Much of this was due to the personality and preferences of the man who, for better or for worse, continues to be the greatest influence on India. Walter Crocker, in his notes on India’s first Prime Minister, says that it was Jawaharlal Nehru’s “fastidiousness” that caused him to find “a certain type of American, and certain American ways, uncongenial”. Dennis Kux suggests that Nehru’s policy reflected the “anti-American social prejudices of the British elite and the anti-American policy views of the left-wing of the British Labour Party”.
It was, in fact, the capital-friendly Bharatiya Jan Sangh that occasionally pushed back against the Congress-socialist faux-neutrality in the Cold War. As the political scientist Rahul Sagar has explained, by the 1960s the Sangh was urging closer relations with the US — although the West was not making it easy for the Bharatiya Janata Party’s (BJP’s) predecessors, given that a tilt towards Pakistan was already very visible in 1965. US diplomatic cables from 1977 — now declassified — celebrated the appointment of a new foreign minister, Atal Bihari Vajpayee, who they said was critical of the Congress’ pro-Soviet posture, “while expressing admiration for democracy and freedom in the United States, which he contrasted with conditions in the USSR”.
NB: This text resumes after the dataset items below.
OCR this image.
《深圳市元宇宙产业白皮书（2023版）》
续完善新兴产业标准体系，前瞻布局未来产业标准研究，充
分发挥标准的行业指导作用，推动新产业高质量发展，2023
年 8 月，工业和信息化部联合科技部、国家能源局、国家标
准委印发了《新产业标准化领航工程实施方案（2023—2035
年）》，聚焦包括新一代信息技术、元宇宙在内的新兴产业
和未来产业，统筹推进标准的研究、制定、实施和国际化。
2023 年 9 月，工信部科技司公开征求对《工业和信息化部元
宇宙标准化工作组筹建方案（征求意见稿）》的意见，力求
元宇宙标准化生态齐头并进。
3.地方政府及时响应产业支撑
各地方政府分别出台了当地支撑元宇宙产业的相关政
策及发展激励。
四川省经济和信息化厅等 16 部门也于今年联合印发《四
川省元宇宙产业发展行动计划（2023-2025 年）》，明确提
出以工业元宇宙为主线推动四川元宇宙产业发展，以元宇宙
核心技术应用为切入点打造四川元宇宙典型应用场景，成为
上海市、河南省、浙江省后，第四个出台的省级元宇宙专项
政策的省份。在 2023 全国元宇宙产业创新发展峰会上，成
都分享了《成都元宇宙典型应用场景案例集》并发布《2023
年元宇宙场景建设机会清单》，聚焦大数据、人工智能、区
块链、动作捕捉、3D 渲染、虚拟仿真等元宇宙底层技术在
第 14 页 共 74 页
The current Prime Minister has certainly made quite an effort to keep conditions with the US stable under difficult conditions. This is quite remarkable, given that he personally has excellent reasons for disliking a country that did, after all, revoke his visa in 2005. But the BJP’s leadership has also realised that many of its voters do not share this attitude. They see the West and the US as civilisational competitors, and its cultural ethos as inherently expansive and predatory; they do not have the same attitude to Russia or China. It is they who will determine the future orientation of this country — and they may take a line on the US that is closer to Nehru than to Narendra Modi. I suppose their embrace of China is also as well thought out as was Nehru’s.